コンサルティング会社で経営を学び経営者、投資ファンド代表へキャリアアップ コンサルティング会社で経営を学び経営者、投資ファンド代表へキャリアアップ

Vol.02

コンサルティング会社で経営を学び経営者、投資ファンド代表へキャリアアップ

シティック・キャピタル・パートナーズ・ ジャパン・リミテッド

日本代表中野 宏信氏

オーナー企業での教訓を活かし投資ファンドへ
丸山
CDIの後は、あるベンチャー企業へ転職されました。どのような経緯でしたか。
中野
この転職は知人の友人のヘッドハンターの紹介です。コーポレイトディレクションに5年いたので、そろそろリアルなビジネスに戻りたい。経営を机上で勉強できたのでそれを活かして自分で経営をしたいと考えていた時期に、ちょうど声をかけてもらいました。そこでは本業とは別の事業を新しく子会社を創って始めるところで、ベンチャーであることと、トップの補佐役というマネジメントに近い位置で仕事ができる点に魅力を感じました。
ここでの経験は、CDIとは別の意味で勉強になりました。「超」の付くオーナー企業でかつ若い会社でしたから、社内はいろいろな人の寄せ集めのようなところがあって、その難しい面を沢山見ました。

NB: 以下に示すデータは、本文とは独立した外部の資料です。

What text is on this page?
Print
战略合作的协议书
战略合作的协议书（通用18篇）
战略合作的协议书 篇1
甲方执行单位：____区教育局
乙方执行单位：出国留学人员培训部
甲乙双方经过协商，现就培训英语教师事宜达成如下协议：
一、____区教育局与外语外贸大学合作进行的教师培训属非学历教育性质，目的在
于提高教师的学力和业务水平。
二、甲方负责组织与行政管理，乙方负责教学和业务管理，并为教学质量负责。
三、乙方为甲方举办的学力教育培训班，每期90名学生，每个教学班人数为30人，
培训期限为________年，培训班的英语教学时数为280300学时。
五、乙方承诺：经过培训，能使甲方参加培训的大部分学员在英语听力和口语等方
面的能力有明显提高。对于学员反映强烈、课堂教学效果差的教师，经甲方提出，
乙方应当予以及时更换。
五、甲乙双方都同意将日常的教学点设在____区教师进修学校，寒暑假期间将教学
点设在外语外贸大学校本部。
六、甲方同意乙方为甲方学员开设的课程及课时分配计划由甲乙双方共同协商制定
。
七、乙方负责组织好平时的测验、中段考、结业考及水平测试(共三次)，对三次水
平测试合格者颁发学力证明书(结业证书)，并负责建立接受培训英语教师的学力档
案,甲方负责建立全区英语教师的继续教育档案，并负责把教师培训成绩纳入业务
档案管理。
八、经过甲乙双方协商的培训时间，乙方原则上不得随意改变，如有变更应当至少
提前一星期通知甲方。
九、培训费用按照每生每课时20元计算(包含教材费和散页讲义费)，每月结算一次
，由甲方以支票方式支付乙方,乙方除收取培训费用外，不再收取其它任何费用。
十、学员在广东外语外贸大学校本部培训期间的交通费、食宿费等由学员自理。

オーナー企業では当然、トップの影響力が非常に強いため、そのビジョンや方針にしっかりした芯が通っていないとブレてしまう。加えて、寄せ集め的な組織ではムダが多く、軋轢が生じやすい。
丸山
このベンチャー企業は一年でお辞めになっていますが、やはりそういったことが影響したのですか。
中野
CDIからベンチャーに移ったときは正直、あまりよく考えていなかったんです。学んだことはありますが、キャリアという視点で考えるとこの転職は、選択として間違っていたと思います。なので次にどうするかはじっくり考えた上で決めないといけない。辞めた後は半年以上、ぶらぶらと充電していました。人に会ったりいろいろな情報をインプットしながら、自分の頭のなかを整理しました。そんな時期にMBA留学で同級生だったヘッドハンターから声がかかりました。彼のクライアントはアドバンテッジパートナーズというファンドで、代表パートナーのリチャード・フォルソムもMBAの同級生でした。
「リチャードのところが人を探している。今度新しいことをやる。それはファンドというものだ」
当時、ファンドはまだ日本になかったので、ヘッドハンターの言い方はそんな風になりました。私も不勉強でよくわからなかったのですが、実際に会って話を聞いてみると「面白い」と思い、入社することになりました。
丸山
何が面白いと思ったのですか。
中野
株主として経営に直接関与できることです。オーナー企業の意思決定がオーナーの一存で決まるのは株主だからです。オーナーが優れた見識とリーダーシップの持ち主であれば素晴らしい会社になるでしょう。しかし、多くのオーナー企業の実態はそうではなく、往々にしてビジョンや戦略がふらつき、そのたびに下の人間は苦労します。だったら自分が株主になってしまえばいいわけです。また、コンサルタントは経営戦略をつくる訓練をしていてアイデアはいっぱいありますが、自分で実行することはできない。ところがファンドという立場で株主になれば、自分たちの考えたアイデアを投資先企業に実行してもらうことができる。実際にはとても難しいことなんですが、コンサルタントの立場で戦略やアイデアをつくり、それを株主として実行できる。投資がうまくいけばリターンも得られる。そうした点が面白いと思いました。

※インタビュー内容、企業情報等はすべて取材当時のものです。